This is a thought-provoking piece. I have two disagreements:
“Debt is not dealt with very well by economic theory. Debts net out. For every lender there is necessarily a borrower.” This is open to some interpretation. It is true that every borrower requires a lender. However, because of fractional reserve lending, the same lender can lend a given amount of money 10 times, assuming a reserve ratio of 10%. Only 10% of borrowers need to default to wipe out all lending capacity. This doesn’t have an impact on the thesis presented by the author.
“Even if Greece were to run zero deficit, ultimately we are heading to default. We can default now or we can default later. Is that a big deal? Frankly, no. 75% of the debt, probably more, is held externally. … For the debt-deflation spiral to start, you need the debt to be internal.” The author makes a point that a Greek default won’t hurt the average Greek because Greeks have a lot of savings. However, the author also claims that almost all Greek savings are held outside of Greece. When Greece defaults, and bank runs occur in Germany, what odds would you place on a Greek getting his or her money out of the German bank?

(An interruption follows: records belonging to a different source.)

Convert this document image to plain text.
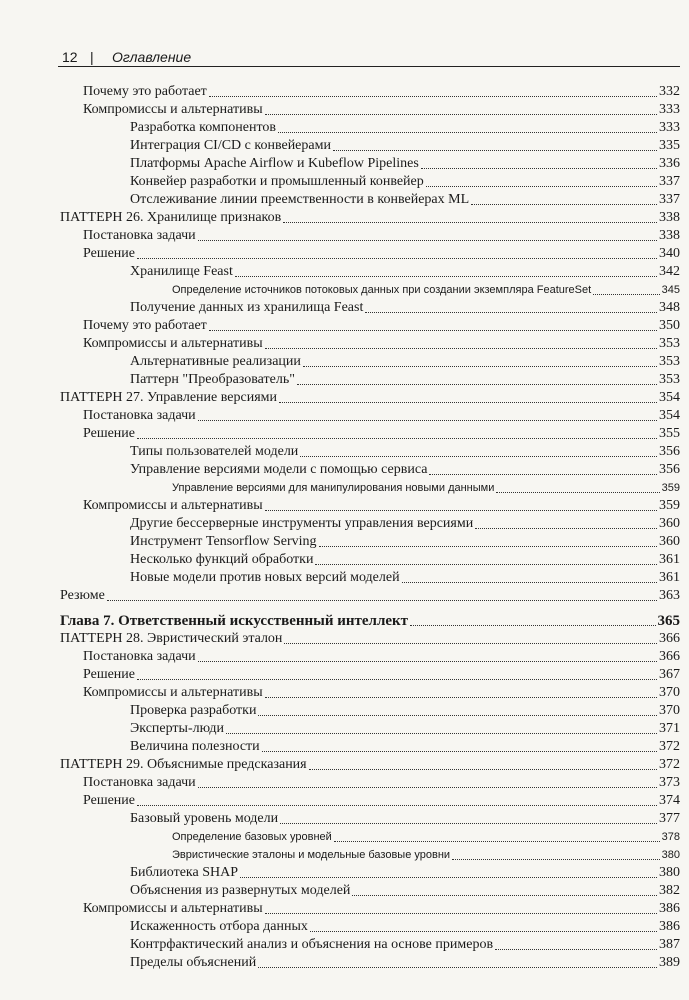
12 | Оглавление
Почему это работает	332
Компромиссы и альтернативы	333
Разработка компонентов	333
Интеграция CI/CD с конвейерами	335
Платформы Apache Airflow и Kubeflow Pipelines	336
Конвейер разработки и промышленный конвейер	337
Отслеживание линии преемственности в конвейерах ML	337
ПАТТЕРН 26. Хранилище признаков	338
Постановка задачи	338
Решение	340
Хранилище Feast	342
Определение источников потоковых данных при создании экземпляра FeatureSet	345
Получение данных из хранилища Feast	348
Почему это работает	350
Компромиссы и альтернативы	353
Альтернативные реализации	353
Паттерн "Преобразователь"	353
ПАТТЕРН 27. Управление версиями	354
Постановка задачи	354
Решение	355
Типы пользователей модели	356
Управление версиями модели с помощью сервиса	356
Управление версиями для манипулирования новыми данными	359
Компромиссы и альтернативы	359
Другие бессерверные инструменты управления версиями	360
Инструмент Tensorflow Serving	360
Несколько функций обработки	361
Новые модели против новых версий моделей	361
Резюме	363
Глава 7. Ответственный искусственный интеллект	365
ПАТТЕРН 28. Эвристический эталон	366
Постановка задачи	366
Решение	367
Компромиссы и альтернативы	370
Проверка разработки	370
Эксперты-люди	371
Величина полезности	372
ПАТТЕРН 29. Объяснимые предсказания	372
Постановка задачи	373
Решение	374
Базовый уровень модели	377
Определение базовых уровней	378
Эвристические эталоны и модельные базовые уровни	380
Библиотека SHAP	380
Объяснения из развернутых моделей	382
Компромиссы и альтернативы	386
Искаженность отбора данных	386
Контрфактический анализ и объяснения на основе примеров	387
Пределы объяснений	389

There’s a third semi-argument: I disagree that a bailout benefits baby boomers more than bankers, as the gross assets of baby boomers will still dwindle if the bailouts are not ultimately successful at maintaining asset prices for the duration of retirement. Bankers are being paid now. It’s not clear that the author makes this argument, though. There’s no separation of intent vs outcome in the author’s argument.